DataMaker supports three families of connections:

  • Databases — Postgres, MySQL, MongoDB, MSSQL, Oracle, IBM DB2.
  • REST endpoints — any HTTP API, with custom headers and auth.
  • SAP OData — V2 and V4 services, with auto-CSRF and $metadata discovery.

Anatomy of a connection

{
"id": "conn_abc123",
"name": "S/4 Sandbox",
"type": "sap_odata",
"url": "https://my-sap.example.com/sap/opu/odata/sap/API_BUSINESS_PARTNER_SRV",
"auth": { "type": "basic", "secret_ref": "sec_xyz" },
"metadata": { "entitySets": ["A_BusinessPartner", "A_BPAddress", ...] },
"lastVerifiedAt": "2026-04-25T18:14:00Z"
}

Auth secrets are stored encrypted; you reference them by ID, never by value, in scenarios and the API.

Verifying a connection

When you create a connection, DataMaker runs a quick verification:

  • Databases: opens a connection, runs SELECT 1 (or equivalent).
  • REST: makes an authenticated OPTIONS or GET to the base URL.
  • SAP OData: fetches $metadata and parses the entity sets.

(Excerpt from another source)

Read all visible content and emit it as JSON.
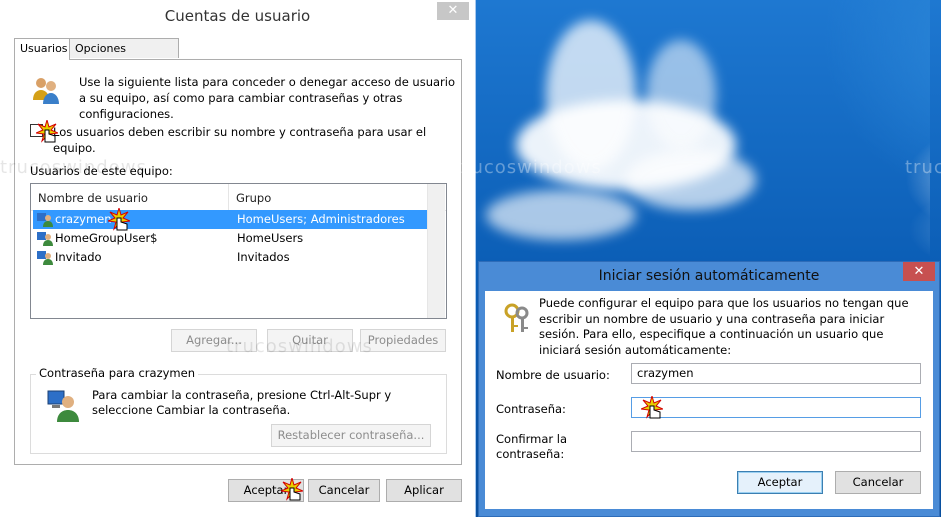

If verification fails, the connection is created in an unverified state. You can still edit and retry. See Troubleshooting → Common errors if your auth flow needs a one-off CSRF setup or proxy.

Mapping a template to a connection target

Templates and connections are independent. To push, DataMaker needs to know which template field maps to which target column / property / entity property.

The first time you push, the UI shows a mapping screen that auto-suggests by name match. You can:

  • Override individual mappings.
  • Skip target columns (DataMaker leaves them at their default / null).
  • Save the mapping so subsequent pushes are one-click.

Mappings are stored on the template per-connection.

Push, fetch, both

Most teams push more often than they fetch — the workflow is “generate synthetic data, write it into the test system”. But for SAP regression workflows, you also fetch existing records into a saved set you can run regression against. See Workflows → SAP regression.

The same connection is used for both directions; nothing extra to configure.